Y Y wie Yves
by Barbara Könches
„Wenn im Text vom Künstler Yves Klein die Rede ist, heißt er meistens nur ‚Yves‘. Dies erklärt sich nicht nur aus der Freundschaft des Verfassers mit dem Künstler, sondern aus dessen bewußter Betonung des Vornamens als ausreichender Benennung. Er wünschte es so, und jedermann nannte ihn Yves.“[i] So schrieb Paul Wember (1913-1987), „Leiter des Kaiser-Wilhelm-Museums in Krefeld“ und „ab 1957 und bis zu Kleins Tod 1962 ihm freundschaftliche verbunden“, im Vorwort des ersten Werkverzeichnis Yves Klein, das im Verlag M. DuMont Schauberg in Köln 1969 erschien. Angeregt hatte die Publikation Rotraut Klein (*1938), die – wie Wember betonte – maßgeblich im Verlauf von sechs Jahren dazu beigetragen hatte, den „Überblick über sein [Kleins] Oeuvre“ zusammenzutragen.[ii]
[i] Paul Wember, Yves Klein. Werkverzeichnis. Biographie. Bibliographie. Ausstellungsverzeichnis. Bearbeitet von Gisela Fiedler. Köln 1969, S. 7.
[ii] Wember (wie Anm. 1), ebd.
Wember war der erste und einzige Museumsdirektor zu Yves´ Lebzeiten (1928-1962), der ihm 1961 eine Einzelausstellung in einem deutschen Museum ausrichtete. Damals eine sehr mutige Tat, denn Yves Klein, seine Person wie seine Kunst waren lange Jahre höchst umstritten, was man sich heute nicht mehr vorstellen kann.
In der angesehenen deutschen Wochenzeitschrift Die Zeit veröffentlichte Jürgen Claus (1935-2023), selbst Künstler und Kunsttheoretiker, eine Rezension über Wembers Werkverzeichnis, das sehr aufwendig ausgestattet war, und wer es erwerben wollte, musste den damals stolzen Preis von 180 Mark aufwenden. „Ich würde das Buch gern meinen Freunden empfehlen“, bedauerte Claus, „[…] nur kann sich leider keiner meiner Freunde das Buch kaufen […].[i]“ Dennoch trübte der hohe Preis den Blick des Kritikers nicht, im Gegenteil kündigte er zu Beginn seines Aufsatzes an, er habe „nicht die Absicht, den beiden Verrissen des Yves Klein, die bislang in der ZEIT erschienen, einen weiteren Verriß beizugesellen.“[ii] Vielmehr wägte Jürgen Claus die Verdienste Kleins ab und resümierte mit salomonischem Urteil: „Akzeptiert man die expandierende Funktion der Kunst, dann kann man auch, meine ich, den mystisch-spekulativen Grundton des Franzosen zumindest in Kauf nehmen, wenn man ihn schon nicht billigen will.
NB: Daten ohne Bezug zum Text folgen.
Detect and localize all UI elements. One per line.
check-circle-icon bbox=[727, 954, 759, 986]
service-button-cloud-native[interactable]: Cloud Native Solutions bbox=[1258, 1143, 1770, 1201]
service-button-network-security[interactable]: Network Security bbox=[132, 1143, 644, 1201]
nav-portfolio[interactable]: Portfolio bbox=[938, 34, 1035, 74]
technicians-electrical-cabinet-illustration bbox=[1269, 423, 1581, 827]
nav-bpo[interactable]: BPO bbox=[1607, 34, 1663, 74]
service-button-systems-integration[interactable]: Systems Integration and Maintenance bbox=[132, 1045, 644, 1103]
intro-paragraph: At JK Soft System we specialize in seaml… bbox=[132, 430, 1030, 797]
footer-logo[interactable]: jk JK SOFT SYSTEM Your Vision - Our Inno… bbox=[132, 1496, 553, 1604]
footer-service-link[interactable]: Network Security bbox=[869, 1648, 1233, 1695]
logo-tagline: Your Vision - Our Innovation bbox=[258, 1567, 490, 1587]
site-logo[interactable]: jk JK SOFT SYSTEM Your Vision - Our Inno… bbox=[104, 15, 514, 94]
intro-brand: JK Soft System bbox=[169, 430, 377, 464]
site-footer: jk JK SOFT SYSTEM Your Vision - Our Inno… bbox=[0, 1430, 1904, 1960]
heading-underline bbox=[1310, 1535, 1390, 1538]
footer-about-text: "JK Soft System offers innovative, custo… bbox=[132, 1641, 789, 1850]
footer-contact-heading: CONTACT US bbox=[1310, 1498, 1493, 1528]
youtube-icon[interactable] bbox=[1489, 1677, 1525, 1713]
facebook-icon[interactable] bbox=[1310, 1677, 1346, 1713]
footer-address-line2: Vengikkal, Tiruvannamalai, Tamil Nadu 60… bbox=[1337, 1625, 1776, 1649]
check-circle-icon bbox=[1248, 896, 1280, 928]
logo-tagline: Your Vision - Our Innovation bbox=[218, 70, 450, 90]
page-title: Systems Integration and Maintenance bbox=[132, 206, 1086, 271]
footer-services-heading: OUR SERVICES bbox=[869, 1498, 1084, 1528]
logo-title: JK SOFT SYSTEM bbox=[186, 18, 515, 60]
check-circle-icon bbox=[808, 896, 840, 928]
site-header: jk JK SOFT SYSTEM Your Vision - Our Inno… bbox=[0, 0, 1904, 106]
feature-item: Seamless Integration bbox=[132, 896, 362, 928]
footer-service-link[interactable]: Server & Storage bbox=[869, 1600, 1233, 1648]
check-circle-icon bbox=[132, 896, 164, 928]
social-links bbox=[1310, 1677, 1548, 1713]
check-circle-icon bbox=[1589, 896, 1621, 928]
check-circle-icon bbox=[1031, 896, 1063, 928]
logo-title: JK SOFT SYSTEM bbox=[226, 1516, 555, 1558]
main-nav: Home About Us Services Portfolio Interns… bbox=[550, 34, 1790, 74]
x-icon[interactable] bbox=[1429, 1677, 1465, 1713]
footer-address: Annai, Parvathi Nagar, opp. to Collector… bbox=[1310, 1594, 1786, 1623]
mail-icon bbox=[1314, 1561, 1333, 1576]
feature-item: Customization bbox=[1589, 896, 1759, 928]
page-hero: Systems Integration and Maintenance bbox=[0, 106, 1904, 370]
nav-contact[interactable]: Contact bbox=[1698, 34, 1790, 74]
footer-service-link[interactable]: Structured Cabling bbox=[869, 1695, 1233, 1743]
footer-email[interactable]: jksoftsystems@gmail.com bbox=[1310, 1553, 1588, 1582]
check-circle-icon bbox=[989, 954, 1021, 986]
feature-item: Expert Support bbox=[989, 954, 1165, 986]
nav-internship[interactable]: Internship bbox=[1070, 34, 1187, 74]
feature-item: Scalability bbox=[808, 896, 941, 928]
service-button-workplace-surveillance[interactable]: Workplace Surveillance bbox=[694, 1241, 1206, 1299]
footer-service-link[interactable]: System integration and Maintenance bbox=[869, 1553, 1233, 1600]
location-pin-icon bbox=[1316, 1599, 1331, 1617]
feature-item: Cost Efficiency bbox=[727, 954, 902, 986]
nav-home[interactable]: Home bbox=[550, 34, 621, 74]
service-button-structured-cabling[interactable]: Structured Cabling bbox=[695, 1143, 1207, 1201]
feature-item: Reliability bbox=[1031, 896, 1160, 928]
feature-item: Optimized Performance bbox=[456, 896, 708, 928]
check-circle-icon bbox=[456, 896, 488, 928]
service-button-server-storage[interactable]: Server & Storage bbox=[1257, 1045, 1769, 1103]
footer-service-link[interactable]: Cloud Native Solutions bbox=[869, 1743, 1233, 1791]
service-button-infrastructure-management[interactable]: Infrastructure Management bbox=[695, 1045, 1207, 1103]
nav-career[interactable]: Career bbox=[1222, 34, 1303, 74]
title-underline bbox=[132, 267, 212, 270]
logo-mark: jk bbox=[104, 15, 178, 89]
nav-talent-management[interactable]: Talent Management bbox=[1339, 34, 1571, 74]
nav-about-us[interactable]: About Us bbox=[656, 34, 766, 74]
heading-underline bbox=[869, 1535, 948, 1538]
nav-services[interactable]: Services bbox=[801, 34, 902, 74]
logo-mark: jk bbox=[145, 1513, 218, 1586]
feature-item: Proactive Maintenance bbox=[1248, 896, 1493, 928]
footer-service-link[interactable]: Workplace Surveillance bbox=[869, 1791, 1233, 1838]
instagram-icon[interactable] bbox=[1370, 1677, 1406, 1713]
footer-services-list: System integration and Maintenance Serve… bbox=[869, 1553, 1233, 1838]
Zieht man ihn ab, so bleiben genug Herausforderungen, Bilder, Gedanken, Plastiken, Skizzen, an die man sich halten kann.“[iii]
[i] Jürgen Claus, „Herausforderung des Yves Klein. Eine erste Monographie über den umstrittenen französischen Künstler“, in: Die Zeit, Nr. 25, 20. Juni 1969 (https://www.zeit.de/1969/25/herausforderung-des-yves-klein, zuletzt 2.03.2024).
[ii] Claus (wie Anm. 3), ebd.
[iii] Claus (wie Anm. 3), ebd.
Der erste „Verriß“ in eben dieser Wochenzeitung erschien am 17. August 1962, also kurz nach dem Tod von Yves am 6. Juni 1962, unter der Überschrift „Der erste Meister, der vom Himmel fiel“[i] und sein Autor war ausgerechnet Klaus Jürgen-Fischer (1930-2017), der nicht nur selber Künstler und im Verlag seines Vaters Kunstredakteur[ii] war, sondern derjenige, der bei der für die ZERO-Kunst so entscheidenden 7. Abendausstellung Das rote Bild im Atelier Gladbacher Straße 69 die Eröffnungsrede gehalten hatte. Und wenn auch nicht ganz so prominent wie Yves Klein, so war Klaus J. Fischer, wie er sich in dem die Ausstellung begleitenden Magazin ZERO 1nannte, doch mit einer Antwort auf die Frage „Wohin geht die Farbe?“ vertreten.[iii]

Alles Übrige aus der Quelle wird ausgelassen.